Abandoned, boarded-up houses are a source of particular frustration to homeless people in Salt Lake. In a forum Wednesday, several homeless men said they have the skills and would like to have the opportunity to fix the houses and live in them.
"There are a lot of boarded-up houses," said Tom Anthony. "We've got guys with the skills and know-how to rebuild them. Why won't they let us? I'm not looking for a hand up, I'm looking for a hand out. Let us do it. Charge us, but let us do what has to be done to these houses so we can have a home."Laura Landikusic, housing planner for Salt Lake City, agreed that about 350 houses in the city have been boarded up, but the city can't do anything about using them to house homeless people. The houses, she said, don't belong to the city but to private owners.

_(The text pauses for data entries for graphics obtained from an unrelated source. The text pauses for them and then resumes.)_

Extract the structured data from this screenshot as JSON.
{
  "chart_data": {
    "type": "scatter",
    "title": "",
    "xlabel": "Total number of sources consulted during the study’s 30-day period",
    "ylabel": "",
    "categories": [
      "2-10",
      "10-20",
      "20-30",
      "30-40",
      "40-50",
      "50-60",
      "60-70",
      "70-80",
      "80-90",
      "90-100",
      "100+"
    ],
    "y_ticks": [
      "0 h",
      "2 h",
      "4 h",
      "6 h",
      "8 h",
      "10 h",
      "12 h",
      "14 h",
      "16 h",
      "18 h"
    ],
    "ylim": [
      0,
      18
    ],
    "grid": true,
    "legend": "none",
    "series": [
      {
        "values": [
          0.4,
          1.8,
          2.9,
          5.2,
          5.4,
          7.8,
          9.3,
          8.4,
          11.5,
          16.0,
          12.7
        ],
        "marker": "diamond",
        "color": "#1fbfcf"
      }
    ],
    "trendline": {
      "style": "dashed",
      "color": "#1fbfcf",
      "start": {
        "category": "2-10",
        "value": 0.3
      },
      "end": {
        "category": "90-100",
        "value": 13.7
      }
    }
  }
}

The "homeless forum" was sponsored by the Homeless Organization for People Everywhere, and state and Salt Lake County homeless coordinating committees. About 150 homeless individuals, including schoolchildren, went to St. Vincent De Paul Center's cafeteria to air grievances and offer suggestions to representatives from homeless service providers, the Health Department, Human Services, shelter staff and other officials.
"We're going to try to take action on whatever recommendations you make that we can," said Steve Erickson, from the county coordinating committee. "We're not a powerful lobby; we're outgunned and outnumbered on Capitol Hill when it comes to trying to get resources, but we're going to try."
Phillip Wesley Haddon complained that people can't get help before they become disabled - or on the street. He, his wife and five children were impoverished by a daughter's heart condition. Instead of finding help, he was told, "We can't help you." Instead, he said, people must "sell your children's bikes, your wedding rings, everything you've worked hard for."
Homeless people also are stigmatized, he said. Because he's large, has a beard and tattoos, people think he must be a drug addict. "Well guess what? I'm not."
They also complained about discrimination against the homeless in hiring practices. "Once we're down, we're kind of held that way," said Terry Ferguson. "Employers say he's on the streets. He doesn't deserve to make more than the minimum (wage). We're quite skilled. But a lot of people don't know that."
Paul Brooks said Utah needs an employment program like Seattle's Millionair Club, which hires homeless people for at least four hours at a time with a guaranteed minimum wage of $5.
Calling this shelter "one of the best in the country," Brooks also questioned why special beds are put up but taken down again if the temperature doesn't reach freezing. "It's hard to work if you're sleeping outdoors," he said.
A critical need, according to the homeless individuals who attended the forum, is for sanitary facilities available to people who can't get into the shelter because it's full. While there are public toilets in Pioneer Park, "it's been about three weeks since they've been cleaned out. I won't use one."
He said the shelter is supposed to serve homeless people in general and asked that officials "consider having a public toilet with street access and a shower.